An APL compiler has been constructed. The compiler complements the interpreter by substantially speeding up iterative and scalar-oriented programs, which the interpreter executes very inefficiently. Certain non-iterative programs are sped up significantly, but many are not. Some flagrantly wasteful non-iterative programs can be rewritten iteratively to obtain faster execution.
Conditioned by years of using interpreters, APL programmers have come to regard "loop" as a dirty word. State-of-the-art algorithms designed for other languages are considered irrelevant to APL unless they can be expressed non-iteratively. Likewise "efficient" APL algorithms are usually of no interest to users of other languages. APL aficionados have restricted themselves to problems which can be practically solved using the interpreter, and less enthusiastic users are often forced away from APL because the problems they tackle do not lend themselves to non-iterative solutions. The compiler has the potential to align APL users' views of efficiency with those of the rest of the computing community, to facilitate the exchange of algorithms between APL and non-APL users, and to expand the range of problems solvable in APL.

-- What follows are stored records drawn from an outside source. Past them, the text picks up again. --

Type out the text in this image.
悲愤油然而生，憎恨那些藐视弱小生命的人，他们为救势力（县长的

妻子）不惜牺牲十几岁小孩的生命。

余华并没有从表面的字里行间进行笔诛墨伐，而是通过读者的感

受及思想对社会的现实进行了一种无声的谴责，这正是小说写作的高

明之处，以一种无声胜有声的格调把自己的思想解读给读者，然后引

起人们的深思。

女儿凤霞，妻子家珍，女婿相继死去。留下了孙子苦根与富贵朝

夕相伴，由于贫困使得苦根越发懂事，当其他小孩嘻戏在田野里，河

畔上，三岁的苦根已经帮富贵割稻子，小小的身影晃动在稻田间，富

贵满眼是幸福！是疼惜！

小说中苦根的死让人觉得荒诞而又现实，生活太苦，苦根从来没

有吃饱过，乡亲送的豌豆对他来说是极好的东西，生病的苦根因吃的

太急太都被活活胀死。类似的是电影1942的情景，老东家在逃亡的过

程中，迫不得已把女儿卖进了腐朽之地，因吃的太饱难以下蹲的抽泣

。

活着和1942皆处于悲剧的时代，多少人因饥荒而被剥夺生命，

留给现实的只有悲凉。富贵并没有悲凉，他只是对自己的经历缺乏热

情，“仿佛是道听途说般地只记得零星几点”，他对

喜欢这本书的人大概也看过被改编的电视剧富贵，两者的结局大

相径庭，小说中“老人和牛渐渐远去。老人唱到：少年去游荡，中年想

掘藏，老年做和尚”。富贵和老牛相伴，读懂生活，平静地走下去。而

In addition to the APL compiler, the TABL compiler may be used to express machine-oriented algorithms that are difficult or impossible to state in APL. The combination of the APL and TABL compilers ushers in a new era of efficiency for APL and opens up whole new fields where APL could not be applied before.
[1] Abramowitz, M. (ed.) Handbook of Mathematical Functions, U.S. Govt. Printing Office, Washington, D.C., 1964. Formula 26.2.17, page 932.
[2] Aho, A., and Ullman, J. Principles of Compiler Design, Addison-Wesley, Reading, Mass., 1977.
[3] Bently, J. Algorithm Design Techniques. Communications of the ACM, 27,9 (September 1984), 865-871.
[4] Smith, B. A Programming Technique for Non-Rectangular Data. Proc. APL 79 Conference, Rochester, New York, (June 1979), 262-267.
[5] Weigang, J. APL*PLUS Compiler Guide, Publication number P126, STSC, Rockville, MD, 1984.
[6] Wiedmann, C. Steps Towards an APL Compiler. Proc. APL 79 Conference, Rochester, New York, (June 1979), 321-328.
[7] Wiedmann, C. A Performance Comparison between an APL Interpreter and Compiler. Proc. APL 83 Conference, Washington, DC, (April 1983), 211-217.
[8] Wiedmann, C. Efficiency in the APL Environment. Proc. APL 85 Conference, Seattle, Washington, (May 1985).